But to a dog or cat in a shelter, one day can be the difference between life and death.
On Monday, June 11, we’re going to help try and change that. As part of the Just One Day movement, TylerDog Photography will be traveling across the State of Oklahoma photographing shelter dogs and cats in hopes it will help them get adopted faster. We’ll start out in the wee hours of the morning to arrive at Sulphur, OK at 9 a.m., where we’ll photograph their available dogs. After wrapping up there, we’ll travel to the Moore Animal Shelter where we have 25 dogs and 20 cats slated for their rockstar moment. Finishing up at Moore, we’re off to Piedmont and Haven of Hope Rescue Foundation* where we’ll finish up with all their adoptable dogs. Nine hours of travel, 477 miles, and approximately 70-plus dogs and cats. A long, but ultimately rewarding day to help these babies find forever homes.
The brainchild of Animal Ark, a no-kill shelter in Minnesota and the No Kill Advocacy Center in California, Just One Day hopes to show there are alternatives to euthanizing millions of animals each year as we currently do. Just One Day encourages shelters to not euthanize for one day, instead picking up cameras and photographing their adoptable animals, posting them on the Internet and networking them, so for one day, we can be a no-kill nation.

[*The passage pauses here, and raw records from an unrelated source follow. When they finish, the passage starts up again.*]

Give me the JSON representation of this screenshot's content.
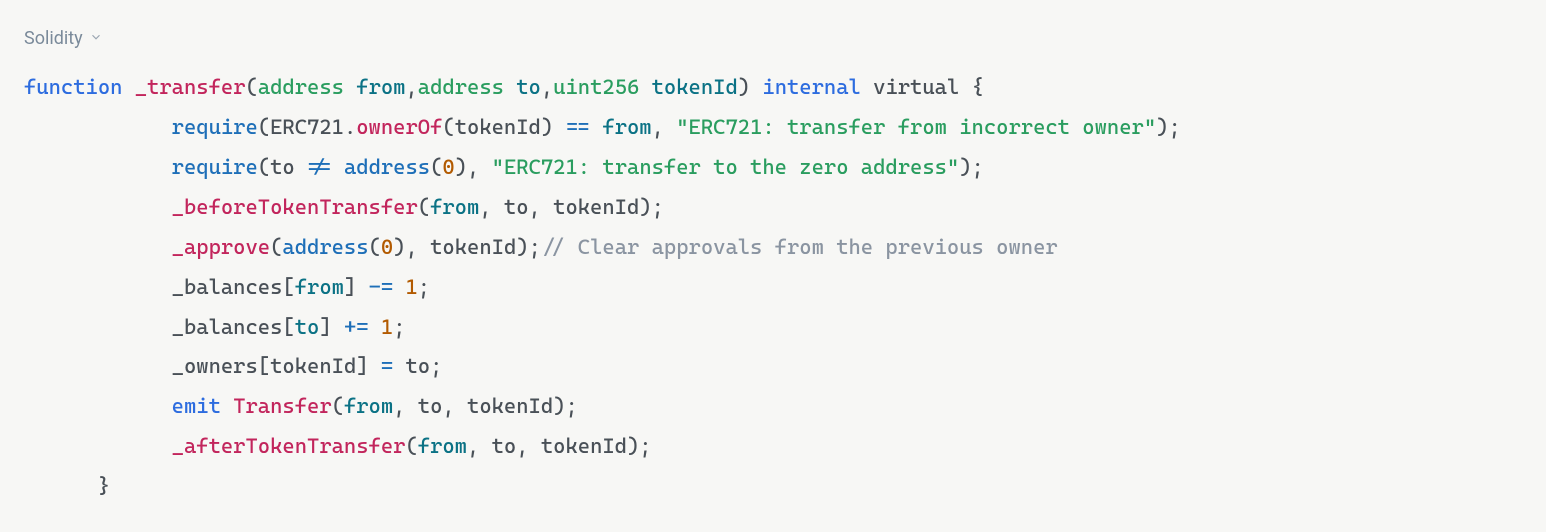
{
  "language_label": "Solidity",
  "code": {
    "line1": {
      "kw_function": "function",
      "fn_name": "_transfer",
      "p1_type": "address",
      "p1_name": "from",
      "p2_type": "address",
      "p2_name": "to",
      "p3_type": "uint256",
      "p3_name": "tokenId",
      "kw_internal": "internal",
      "kw_virtual": "virtual"
    },
    "line2": {
      "require": "require",
      "erc721": "ERC721",
      "ownerOf": "ownerOf",
      "tokenId": "tokenId",
      "eq": "==",
      "from": "from",
      "str": "\"ERC721: transfer from incorrect owner\""
    },
    "line3": {
      "require": "require",
      "to": "to",
      "neq": "!=",
      "address": "address",
      "zero": "0",
      "str": "\"ERC721: transfer to the zero address\""
    },
    "line4": {
      "before": "_beforeTokenTransfer",
      "from": "from",
      "to": "to",
      "tokenId": "tokenId"
    },
    "line5": {
      "approve": "_approve",
      "address": "address",
      "zero": "0",
      "tokenId": "tokenId",
      "comment": "// Clear approvals from the previous owner"
    },
    "line6": {
      "balances": "_balances",
      "from": "from",
      "op": "-=",
      "one": "1"
    },
    "line7": {
      "balances": "_balances",
      "to": "to",
      "op": "+=",
      "one": "1"
    },
    "line8": {
      "owners": "_owners",
      "tokenId": "tokenId",
      "eq": "=",
      "to": "to"
    },
    "line9": {
      "emit": "emit",
      "transfer": "Transfer",
      "from": "from",
      "to": "to",
      "tokenId": "tokenId"
    },
    "line10": {
      "after": "_afterTokenTransfer",
      "from": "from",
      "to": "to",
      "tokenId": "tokenId"
    }
  }
}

Do professional photos really make a difference?
Once we took Ballantine out of the kennel, we let him play for a bit, then got down to work. With Camden handling the leash for me, Ballantine posed in a variety of ways that showed off his happy, exuberant personality. Now, which photo would encourage you to adopt Ballantine? Which photo shows him as a dog you could envision sitting next to you on the couch or going out for a walk? Which one gives Ballantine a better chance at survival?

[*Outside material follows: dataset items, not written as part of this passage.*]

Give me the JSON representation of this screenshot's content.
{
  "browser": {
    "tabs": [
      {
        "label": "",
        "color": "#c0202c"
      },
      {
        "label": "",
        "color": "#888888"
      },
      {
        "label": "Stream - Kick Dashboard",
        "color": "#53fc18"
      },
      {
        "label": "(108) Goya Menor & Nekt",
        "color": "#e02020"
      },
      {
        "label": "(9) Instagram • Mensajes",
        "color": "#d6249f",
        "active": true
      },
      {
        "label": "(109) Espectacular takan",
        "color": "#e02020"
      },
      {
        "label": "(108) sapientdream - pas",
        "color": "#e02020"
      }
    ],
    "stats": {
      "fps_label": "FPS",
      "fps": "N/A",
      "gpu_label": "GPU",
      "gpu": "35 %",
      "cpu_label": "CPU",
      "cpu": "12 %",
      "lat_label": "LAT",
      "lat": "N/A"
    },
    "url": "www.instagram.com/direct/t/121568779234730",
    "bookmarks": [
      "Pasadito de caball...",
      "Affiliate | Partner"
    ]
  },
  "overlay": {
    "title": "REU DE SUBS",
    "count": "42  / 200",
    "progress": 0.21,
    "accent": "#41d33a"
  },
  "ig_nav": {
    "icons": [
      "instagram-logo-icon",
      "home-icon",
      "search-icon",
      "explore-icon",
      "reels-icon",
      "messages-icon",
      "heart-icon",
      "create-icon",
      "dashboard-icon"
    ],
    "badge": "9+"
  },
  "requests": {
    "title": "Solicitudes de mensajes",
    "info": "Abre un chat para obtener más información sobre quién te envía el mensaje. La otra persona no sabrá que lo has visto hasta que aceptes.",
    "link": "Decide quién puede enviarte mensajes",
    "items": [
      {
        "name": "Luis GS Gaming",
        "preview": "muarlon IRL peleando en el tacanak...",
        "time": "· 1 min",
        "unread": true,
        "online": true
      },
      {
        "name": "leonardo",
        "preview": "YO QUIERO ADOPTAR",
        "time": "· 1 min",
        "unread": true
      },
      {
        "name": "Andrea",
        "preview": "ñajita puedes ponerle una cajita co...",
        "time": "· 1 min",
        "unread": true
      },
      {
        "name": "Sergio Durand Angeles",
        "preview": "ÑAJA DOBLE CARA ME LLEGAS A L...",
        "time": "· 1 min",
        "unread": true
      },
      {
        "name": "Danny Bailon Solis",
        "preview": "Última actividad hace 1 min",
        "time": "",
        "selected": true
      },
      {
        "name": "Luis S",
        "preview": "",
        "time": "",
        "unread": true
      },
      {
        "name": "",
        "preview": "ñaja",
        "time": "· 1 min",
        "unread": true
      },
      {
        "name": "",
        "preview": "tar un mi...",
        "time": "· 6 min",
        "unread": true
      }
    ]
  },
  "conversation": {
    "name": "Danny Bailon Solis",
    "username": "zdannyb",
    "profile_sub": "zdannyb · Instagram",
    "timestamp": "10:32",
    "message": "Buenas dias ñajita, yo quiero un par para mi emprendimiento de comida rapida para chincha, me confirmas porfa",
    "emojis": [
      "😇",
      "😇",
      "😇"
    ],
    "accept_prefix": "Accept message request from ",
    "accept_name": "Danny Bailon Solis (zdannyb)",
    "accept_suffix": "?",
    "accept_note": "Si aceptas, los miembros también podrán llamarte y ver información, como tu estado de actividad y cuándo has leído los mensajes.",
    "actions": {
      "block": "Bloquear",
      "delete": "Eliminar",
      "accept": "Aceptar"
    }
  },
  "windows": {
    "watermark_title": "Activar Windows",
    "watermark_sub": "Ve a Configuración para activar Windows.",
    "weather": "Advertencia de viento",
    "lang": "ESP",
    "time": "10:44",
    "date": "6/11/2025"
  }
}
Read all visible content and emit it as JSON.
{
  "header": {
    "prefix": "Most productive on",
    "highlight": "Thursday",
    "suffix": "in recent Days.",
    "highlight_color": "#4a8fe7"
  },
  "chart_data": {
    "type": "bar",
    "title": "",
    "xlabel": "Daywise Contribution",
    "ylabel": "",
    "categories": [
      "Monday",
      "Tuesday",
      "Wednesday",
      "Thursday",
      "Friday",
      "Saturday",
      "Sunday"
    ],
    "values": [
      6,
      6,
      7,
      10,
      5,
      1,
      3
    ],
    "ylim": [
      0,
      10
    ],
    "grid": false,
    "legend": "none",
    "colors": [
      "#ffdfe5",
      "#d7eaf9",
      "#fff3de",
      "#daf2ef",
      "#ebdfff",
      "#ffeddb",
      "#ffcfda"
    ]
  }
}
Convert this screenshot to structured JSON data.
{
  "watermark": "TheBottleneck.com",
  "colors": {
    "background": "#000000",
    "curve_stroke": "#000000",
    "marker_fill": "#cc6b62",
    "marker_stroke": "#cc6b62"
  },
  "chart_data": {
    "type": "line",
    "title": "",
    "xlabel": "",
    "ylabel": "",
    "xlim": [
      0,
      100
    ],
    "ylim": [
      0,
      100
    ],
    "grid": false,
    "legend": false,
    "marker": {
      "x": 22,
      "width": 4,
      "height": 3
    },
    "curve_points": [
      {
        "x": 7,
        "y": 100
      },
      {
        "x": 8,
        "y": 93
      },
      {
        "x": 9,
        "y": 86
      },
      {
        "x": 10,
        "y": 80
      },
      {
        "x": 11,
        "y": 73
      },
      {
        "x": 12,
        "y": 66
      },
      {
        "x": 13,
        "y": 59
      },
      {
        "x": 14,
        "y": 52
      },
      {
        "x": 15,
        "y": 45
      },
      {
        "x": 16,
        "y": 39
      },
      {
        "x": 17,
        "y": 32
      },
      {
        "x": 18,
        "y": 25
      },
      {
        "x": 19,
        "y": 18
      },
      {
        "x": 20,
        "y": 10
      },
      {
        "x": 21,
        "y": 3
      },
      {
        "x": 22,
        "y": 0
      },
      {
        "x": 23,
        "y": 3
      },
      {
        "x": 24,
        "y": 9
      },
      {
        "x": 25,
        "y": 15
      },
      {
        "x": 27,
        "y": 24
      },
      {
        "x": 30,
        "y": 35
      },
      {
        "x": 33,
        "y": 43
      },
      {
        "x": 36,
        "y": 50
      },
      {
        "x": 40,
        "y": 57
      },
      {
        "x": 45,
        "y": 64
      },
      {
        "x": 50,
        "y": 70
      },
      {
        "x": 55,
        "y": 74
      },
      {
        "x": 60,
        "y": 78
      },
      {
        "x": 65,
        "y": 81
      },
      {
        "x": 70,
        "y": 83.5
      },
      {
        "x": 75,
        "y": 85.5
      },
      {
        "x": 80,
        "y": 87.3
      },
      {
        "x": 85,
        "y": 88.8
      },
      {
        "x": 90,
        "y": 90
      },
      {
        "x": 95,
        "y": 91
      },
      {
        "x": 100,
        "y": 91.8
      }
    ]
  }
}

By the way, as payment for all his hard modeling work, Ballantine received lots of tasty Old Mother Hubbard treats and a brand new bone to chew!
In all fairness, shelter workers are overworked and underpaid. They don’t have time to take professional portraits like this, so it’s up to you and me – the volunteers – to get off our duff and help them out! I’ve been photographing shelter animals a long time and yeah, it’s hard work. You come home stinking, reeking of poo and pee sometimes. The old knees don’t like concrete much. Equipment gets dirty and worn out. But it’s worth it. One volunteer told me, “You love what you do!” I asked why she said that. She replied, “Because you have the biggest smile on your face! You’re lying on gravel, it’s freezing outside and you’re smiling!” I guess she’s right – I do love what I do because I’m helping change lives.
If you need inspiration, join HeARTs Speak, an organization I belong to that’s dedicated to uniting artists and photographers with shelters and animal relief organizations in order to save the lives of animals and better the lives of people. Find a local shelter or rescue and help them! You don’t have to be a professional photographer with a carload of equipment or thousands of dollars worth of cameras to do this. A good camera and understanding of exposure and composition is all it takes. Alissa Umberger, a 13-year-old, is photographing shelter animals at her local shelter in Texas and this kid is making a difference!
These animals need our help. They didn’t ask to be dumped at a shelter to live out their lives in fear, unwanted and alone. So let me ask you…
What will you do with just one day?
*Haven of Hope has been and always will be a no-kill facility. They are participating to show solidarity with shelters that face the unfortunate decision of euthanasia.